Two weeks after graduating from Locust Valley High School Angelo Cervasio shipped off to boot camp to join the Air Force. He served with the U.S. Military during Operation Southern Watch, designated as a First Class Airman. According to his mother, Virginia Cervasio, her son was always “for the community.”
“He loved being in the military, he loved his country,” she said.
In 2006, not long after his deployment, Angelo took his own life. He was 24.
From the irrevocable tragedy of losing her son, Cervasio, a resident of Glen Cove, founded Heroes Among Us, a nonprofit organization dedicated to providing assistance to veterans and their families so they may live life to the fullest.
Cervasio said it’s what her son would have wanted. “I basically just picked up where he left off,” she said. “He was always very giving.”

Each year, Heroes Among Us holds a charity dinner to raise money for its services. All proceeds raised during the event will benefit veterans across Long Island. “We want to help veterans and their families with whatever they may need in order to live a healthy life,” Cervasio said. This includes financial assistance to pay for rent, food, clothes and other necessities.
Veterans attend the event free of charge, and a select few are recognized each year. Five World War II and Korean War vets will be honored with the Knot Board, and the event’s special guest of honor is Glen Cove resident William Joe Johnson, a Tuskegee Airman, one of the first black aviators to serve in the U.S. military.
Johnson recalls growing up in Glen Cove during the Great Depression. While tending to his parents’ garden, he would look up and see planes as they passed overhead. “I knew there were no black pilots flying those planes, and I resented it,” he said.
Johnson made it his mission to qualify for the Air Corps upon his entrance to the army in January 1944. He took tests on “aeronautics and what not” through high school, and majored in math and science. He arrived at Tuskegee Air Field in Alabama on June 6, 1944 — “D-Day” — to begin pilot training.
Flying, Johnson said, was “a wonderful experience,” but what was more important to him was getting the chance to “fight for America just like everybody else.”
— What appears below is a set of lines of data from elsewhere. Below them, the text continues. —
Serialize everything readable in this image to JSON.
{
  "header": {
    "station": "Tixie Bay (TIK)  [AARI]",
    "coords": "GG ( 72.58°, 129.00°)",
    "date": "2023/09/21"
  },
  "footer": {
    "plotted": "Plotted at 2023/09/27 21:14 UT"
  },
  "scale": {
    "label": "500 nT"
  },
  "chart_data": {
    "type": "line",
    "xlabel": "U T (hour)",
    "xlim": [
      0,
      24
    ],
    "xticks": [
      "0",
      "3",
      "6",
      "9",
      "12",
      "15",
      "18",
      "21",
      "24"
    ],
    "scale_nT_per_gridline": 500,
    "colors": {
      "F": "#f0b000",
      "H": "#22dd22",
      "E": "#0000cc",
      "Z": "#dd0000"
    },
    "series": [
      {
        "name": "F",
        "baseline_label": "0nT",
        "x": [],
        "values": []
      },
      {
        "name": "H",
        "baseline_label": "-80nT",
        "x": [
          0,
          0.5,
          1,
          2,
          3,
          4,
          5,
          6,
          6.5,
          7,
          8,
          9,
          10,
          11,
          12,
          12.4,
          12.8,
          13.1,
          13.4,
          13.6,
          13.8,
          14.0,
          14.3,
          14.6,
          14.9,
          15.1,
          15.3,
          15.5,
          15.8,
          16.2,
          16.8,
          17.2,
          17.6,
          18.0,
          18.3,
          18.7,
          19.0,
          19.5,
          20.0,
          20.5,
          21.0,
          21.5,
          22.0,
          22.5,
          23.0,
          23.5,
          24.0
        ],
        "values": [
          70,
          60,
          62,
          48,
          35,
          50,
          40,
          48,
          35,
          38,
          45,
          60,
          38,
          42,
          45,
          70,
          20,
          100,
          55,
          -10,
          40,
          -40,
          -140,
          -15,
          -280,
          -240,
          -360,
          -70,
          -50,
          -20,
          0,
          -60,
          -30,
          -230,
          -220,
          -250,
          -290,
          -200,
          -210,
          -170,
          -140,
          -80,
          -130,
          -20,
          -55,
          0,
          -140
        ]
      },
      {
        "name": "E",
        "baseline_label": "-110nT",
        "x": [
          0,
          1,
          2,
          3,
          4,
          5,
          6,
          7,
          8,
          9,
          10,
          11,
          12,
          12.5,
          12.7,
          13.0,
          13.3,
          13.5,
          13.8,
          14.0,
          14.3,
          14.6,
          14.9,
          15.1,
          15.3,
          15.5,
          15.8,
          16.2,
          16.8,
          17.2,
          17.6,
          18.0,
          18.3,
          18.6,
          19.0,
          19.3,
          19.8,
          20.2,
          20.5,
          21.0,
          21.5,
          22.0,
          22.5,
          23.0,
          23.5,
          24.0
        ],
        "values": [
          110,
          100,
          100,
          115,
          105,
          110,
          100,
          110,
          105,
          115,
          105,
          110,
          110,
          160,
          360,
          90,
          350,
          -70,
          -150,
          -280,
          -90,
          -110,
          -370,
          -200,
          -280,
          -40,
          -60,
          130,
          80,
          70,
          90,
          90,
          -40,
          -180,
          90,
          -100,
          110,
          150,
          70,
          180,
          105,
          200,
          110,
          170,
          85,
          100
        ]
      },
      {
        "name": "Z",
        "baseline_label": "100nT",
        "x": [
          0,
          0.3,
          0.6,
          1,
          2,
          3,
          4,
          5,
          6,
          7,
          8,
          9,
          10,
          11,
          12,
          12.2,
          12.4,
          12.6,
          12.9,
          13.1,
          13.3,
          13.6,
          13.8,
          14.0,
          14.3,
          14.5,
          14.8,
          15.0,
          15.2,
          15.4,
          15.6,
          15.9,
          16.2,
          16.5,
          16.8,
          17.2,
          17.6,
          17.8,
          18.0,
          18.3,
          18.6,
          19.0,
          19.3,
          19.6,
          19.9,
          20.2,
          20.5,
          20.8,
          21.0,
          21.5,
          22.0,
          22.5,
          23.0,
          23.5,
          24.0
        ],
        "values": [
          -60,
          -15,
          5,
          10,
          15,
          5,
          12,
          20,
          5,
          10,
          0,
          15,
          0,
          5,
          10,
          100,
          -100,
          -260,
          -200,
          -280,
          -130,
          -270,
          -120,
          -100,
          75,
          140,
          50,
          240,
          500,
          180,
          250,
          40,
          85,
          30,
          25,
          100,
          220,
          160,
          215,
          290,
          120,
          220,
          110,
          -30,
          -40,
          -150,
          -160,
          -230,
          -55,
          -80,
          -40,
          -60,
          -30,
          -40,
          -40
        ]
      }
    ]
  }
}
Korean War veteran Willibe Wilson Jr., of Glen Cove, will be receiving the Knot Board recognition. “It’s a great honor to represent all those who have served in Korea, and all other wars,” he said.
Wilson’s companion, Shirley Tinckney, has attended the charity dinner with him in prior years, and is consistently blown away by the efforts of the organization to support local veterans.
“This is something that should be publicized more,” she said. “A lot of people don’t realize what these veterans have gone through and are still going through. It’s great to fly your flag on certain holidays, but people should be thankful every day.”
Cervasio’s hope is to fund even more programs through Heroes Among Us, specifically an initiative aimed at supporting children of veterans, called Heroes’ Kids.
“I can’t say enough for our veterans,” Cervasio said. “We owe them everything.”